Segundo: porque “nós somos batizados na morte de Cristo”, pela qual, morremos para o pecado e vivemos novamente em “novidade de vida” (Rm 6,3-4: “Ou, porventura, ignorais que todos quantos fomos batizados em Cristo Jesus fomos batizados na sua morte? Fomos, pois, sepultados com ele pelo batismo na morte, para que, como Cristo foi ressuscitado dentre os mortos pela glória do Pai, assim andemos nós também em novidade de vida.”). Então, “Cristo morreu”, mas “apenas uma vez” (Rm 6,10: “Pois quanto a ter morrido, de uma vez por todas morreu para o pecado, mas quanto a viver, vive para Deus.”). Assim sendo, o Batismo não pode ser reiterado. Por esta razão, (Hb 6,4-6: “Porque é impossível que os que uma vez foram iluminados, e provaram o dom celestial, e se fizeram participantes do Espírito Santo, e provaram a boa palavra de Deus, e os poderes do mundo vindouro, e depois caíram, sejam outra vez renovados para arrependimento; visto que, quanto a eles, estão crucificando de novo o Filho de Deus, e o expondo ao vitupério.”) é dito que os que desejam batizar-se novamente estarão “crucificando novamente o Filho de Deus”, e portanto, “uma morte de Cristo significa um só Batismo”.

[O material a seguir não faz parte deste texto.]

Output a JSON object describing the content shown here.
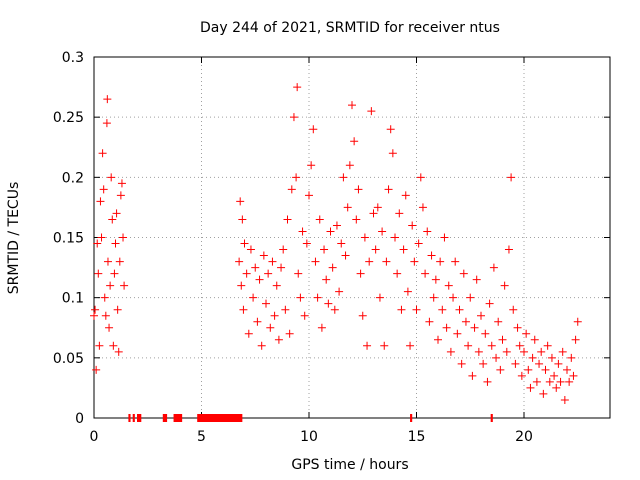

Terceiro: porque o Batismo imprime um caráter indelével, e é conferido com uma certa consagração. Portanto, como outras consagrações, não são reiteradas na Igreja, assim também não o é o batismo. Esta é a visão expressa por Agostinho que diz (Contra Epist. Parmen. II) que “o posto militar não é renovado”, e que “o sacramento de Cristo não é menos duradouro que esta condecoração corporal, então podemos ver que nem mesmo os apóstatas serão desprovidos do Batismo, e portanto, se eles se arrependerem e voltarem à Igreja, não serão batizados novamente”.
Quarto: porque o Batismo é conferido principalmente como um remédio contra o pecado original, e portanto, como o pecado original não pode ser renovado, então o Batismo também não pode, e também está escrito em Rm 5,18: “Portanto, assim como por uma só ofensa veio o juízo sobre todos os homens para condenação, assim também por um só ato de justiça veio a graça sobre todos os homens para justificação e vida”.